The sources that must be used are Catcher in the Rye, Rebel Without a Cause, and Steven Mintz “Hucks Raft” chapter 14 for the historical context paragaraph.
requirements:
– analyze the texts in relation to their historical context
– analyze comparatively whichever texts you choose to write about (the paper should be more than a compare and contrast paper, the goal is to use your comparisons to make a larger point about the specific point)
- Your thesis statement should make one or more points of argument about the primary sources (literary texts and/or film).
- In the body of the paper, develop these points of argument by utilizing evidence from the literary texts and film, and by drawing on the knowledge about the history of childhood you have gleaned from reading Mintz (and possibly the de Schweinitz chapter on civil rights and DeLuzio’s chapter on adolescence, depending on which prompt you choose) and from Dr. DeLuzio’s lectures.
- Incorporate a “historical context paragraph” (or two) immediately following the introduction.
- In this paragraph, explain the big developments (political, social, economic, cultural, and/or intellectual) unfolding in American history and in the history of childhood that are relevant to the thesis you are advancing about the literary texts and film.
- This paragraph does not discuss or analyze the literary texts and films. While you could certainly incorporate additional historical information as you proceed through the rest of the paper, this initial paragraph could be very helpful for laying the historical groundwork.

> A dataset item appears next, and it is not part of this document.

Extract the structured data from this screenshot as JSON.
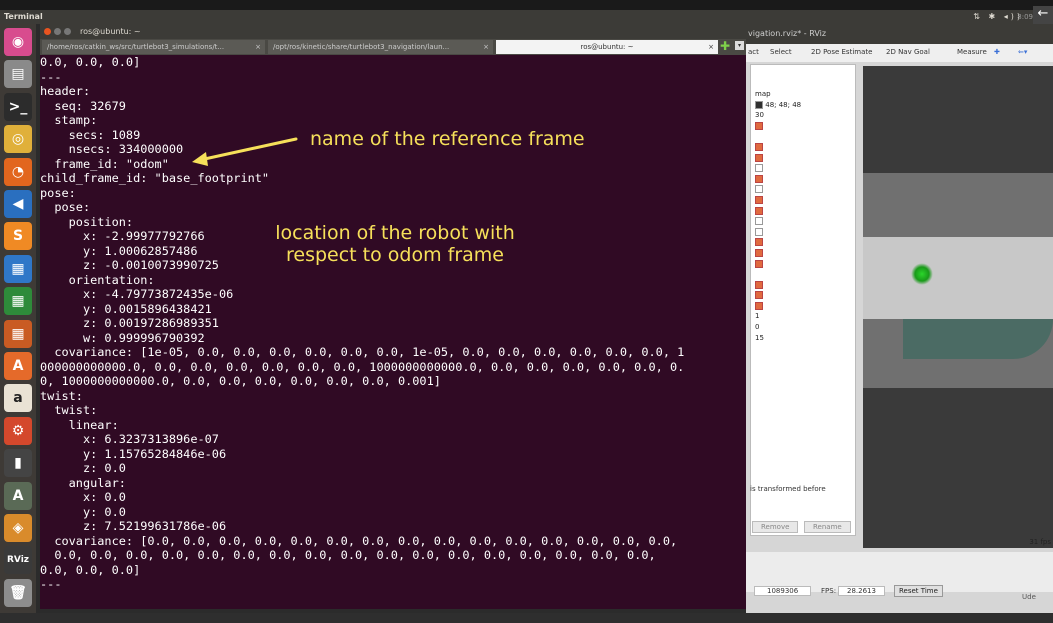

– need in text citations from the works
Prompt: How are adolescents (teenagers) and how is adolescence as a stage of life represented in these texts? What do these representations tell us about social expectations, anxieties, concerns, hopes, etc. for adolescents in the period in which the texts were produced? (Here, you might think about G. Stanley Hall’s dual formulation, which is still very much with us today – adolescence as a period of “storm and stress” and adolescents as the “bud of promise” for society/humanity. Is adolescence represented in these texts as a dangerous period of life? Dangerous for whom, in what ways, and why? Do the adolescent characters in these texts offer teenaged audiences hope that young people such as themselves will lead the way in the creation of a different and better world?)